Friday, November 16, 2012

Gimp or Photoshop: Creating Book Covers

Self-published authors have to do everything on their own, including book covers. There are services available, of course, that can be paid to do this. Most of us, however, do not have excess resources so we either do it ourselves, or ask family or friends for help. The DIY approach can also be costly if you do not have graphics software on hand for the task. Photoshop is regarded by most as the best tool for the job, but it is very expensive. For my latest round of book cover designs, I choose to try the free software called GIMP and was pleasantly surprised. Combining Gimp with the Createspace cover template allowed me to overcome the hurdle of creating a cover for my latest book, and editing and redesigning the photoshop generated covers of my previously published books.

First a little history:

Last year I wrote a four book scifi series called Socialite 1. While working on the time consuming task of editing I had little time to work on the covers, so my son (14 years old at the time) offered to do them. He used a combination of tools available on our iMac.

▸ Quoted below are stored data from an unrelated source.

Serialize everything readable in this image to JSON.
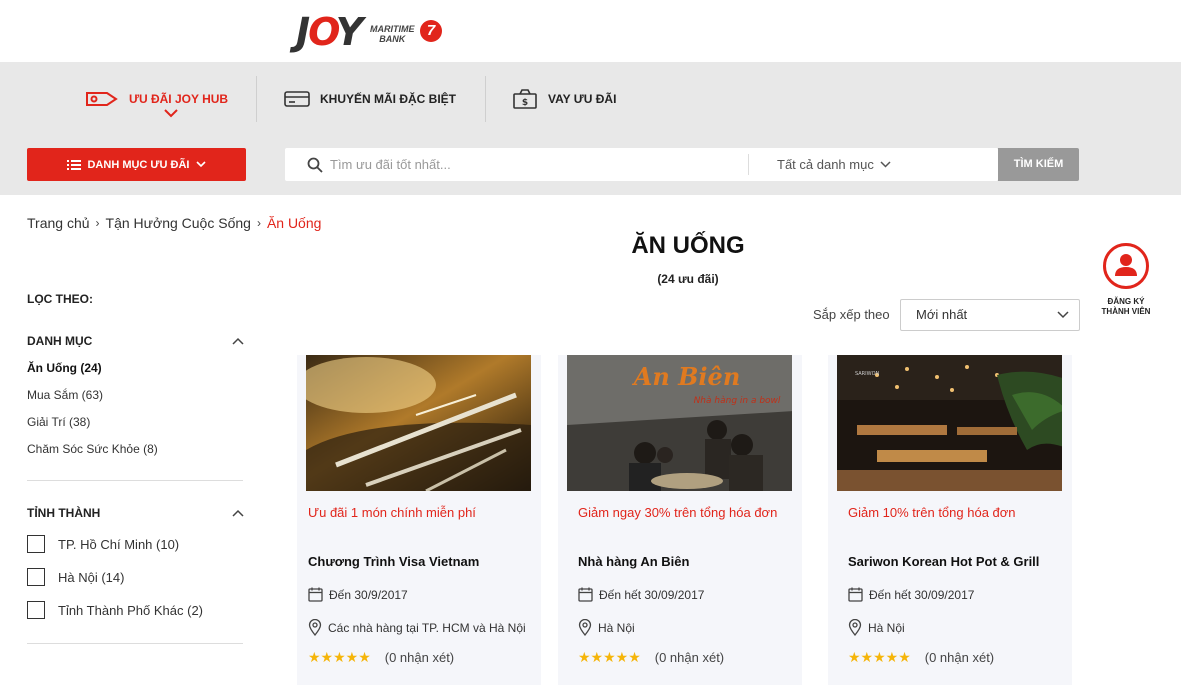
{
  "brand": {
    "logo_text": "JOY",
    "bank_line1": "MARITIME",
    "bank_line2": "BANK",
    "bank_badge": "7"
  },
  "nav": {
    "tabs": [
      {
        "label": "ƯU ĐÃI JOY HUB",
        "icon": "tag-icon",
        "active": true
      },
      {
        "label": "KHUYẾN MÃI ĐẶC BIỆT",
        "icon": "card-icon",
        "active": false
      },
      {
        "label": "VAY ƯU ĐÃI",
        "icon": "money-bag-icon",
        "active": false
      }
    ],
    "category_button": "DANH MỤC ƯU ĐÃI",
    "search_placeholder": "Tìm ưu đãi tốt nhất...",
    "search_category": "Tất cả danh mục",
    "search_button": "TÌM KIẾM"
  },
  "breadcrumb": [
    "Trang chủ",
    "Tận Hưởng Cuộc Sống",
    "Ăn Uống"
  ],
  "page": {
    "title": "ĂN UỐNG",
    "count": "(24 ưu đãi)",
    "sort_label": "Sắp xếp theo",
    "sort_value": "Mới nhất"
  },
  "register": {
    "line1": "ĐĂNG KÝ",
    "line2": "THÀNH VIÊN"
  },
  "sidebar": {
    "filter_title": "LỌC THEO:",
    "category_title": "DANH MỤC",
    "categories": [
      {
        "label": "Ăn Uống (24)",
        "active": true
      },
      {
        "label": "Mua Sắm (63)",
        "active": false
      },
      {
        "label": "Giải Trí (38)",
        "active": false
      },
      {
        "label": "Chăm Sóc Sức Khỏe (8)",
        "active": false
      }
    ],
    "province_title": "TỈNH THÀNH",
    "provinces": [
      {
        "label": "TP. Hồ Chí Minh (10)"
      },
      {
        "label": "Hà Nội (14)"
      },
      {
        "label": "Tỉnh Thành Phố Khác (2)"
      }
    ]
  },
  "cards": [
    {
      "offer": "Ưu đãi 1 món chính miễn phí",
      "name": "Chương Trình Visa Vietnam",
      "date": "Đến 30/9/2017",
      "location": "Các nhà hàng tại TP. HCM và Hà Nội",
      "stars": "★★★★★",
      "reviews": "(0 nhận xét)"
    },
    {
      "offer": "Giảm ngay 30% trên tổng hóa đơn",
      "name": "Nhà hàng An Biên",
      "date": "Đến hết 30/09/2017",
      "location": "Hà Nội",
      "stars": "★★★★★",
      "reviews": "(0 nhận xét)",
      "img_sign": "An Biên",
      "img_sub": "Nhà hàng in a bowl"
    },
    {
      "offer": "Giảm 10% trên tổng hóa đơn",
      "name": "Sariwon Korean Hot Pot & Grill",
      "date": "Đến hết 30/09/2017",
      "location": "Hà Nội",
      "stars": "★★★★★",
      "reviews": "(0 nhận xét)",
      "img_sign": "SARIWON"
    }
  ],
  "colors": {
    "accent": "#e1251b",
    "nav_bg": "#e8e8e8",
    "search_btn": "#999999",
    "star": "#f5b50a",
    "card_bg": "#f5f6fa"
  }
}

The basic design he used emphasized the dichotomies of good and evil with contrasting dark and light triangles.  (here is a picture of the cover of book 1 of the series.) I was very appreciative of his efforts, of course, but knew that I would need to make them more visually appealing at some point in the future. At the time Photoshop was offering a thirty day trial, so I used photoshop to create the back page and spine of the print book covers. I had never used it before, but found it quite easy to learn for this task (using youtube videos as my teacher.)

This fall I completed my fifth book Good Gladys (pictured above) and figured that at the same time as I was designing its cover, I would redo the covers of my Socialite books. I looked for an alternative to Photoshop (because of price) and found that many websites recommended GIMP. I downloaded it (for free!) onto my MAC (the PC version is also available), watched a few youtube HOW-TO videos (here's a sample) and went to work.

I asked my sister-in-law, a wonderful photographer, for a photo depicting a sunrise or sunset—something kind of mysterious looking, appropriate for the murder mystery genre of Good Gladys. She sent this to me (pictured at right). A little cropping and some manipulation of the colours turned that photograph into the cover pictured above. GIMP was really easy to use, and the whole cover took only a few hours from start to finish. For the print version of the book, I just opened the cover template provided by createspace, then added the image of the front that I had created and sized it appropriately. I found that this process was just as easy and effective as it had previously been with photoshop. The resulting pdf document of the cover was instantly accepted by the Createspace editors, just as the photoshop version of the Socialite covers had been.

Here's the final print book cover:

Finally I decided to tackle the socialite covers. The files were Photoshop files (.psd). I was surprised that GIMP had no problem opening these files, preserving all of the layers that I had created in the past. Although I am not very experienced I found the tools in GIMP were fairly easy to use and with some trial and error, I was able to transform that image of book 1 shown above into this:

I highly recommend GIMP. I don't know if really seasoned Photoshop users would experience severe limitations in its functionality, but I do know that inexperienced users, like myself, can get very satisfactory results, with minimal effort. The software is free, and there are many, many instructional videos on youtube to get you started.

To see all of the new book covers for the Socialite series, go to my Good Gladys website and scroll to the bottom. I hope that this was helpful for other self-published authors considering trying their skills at creating interesting, effective book covers.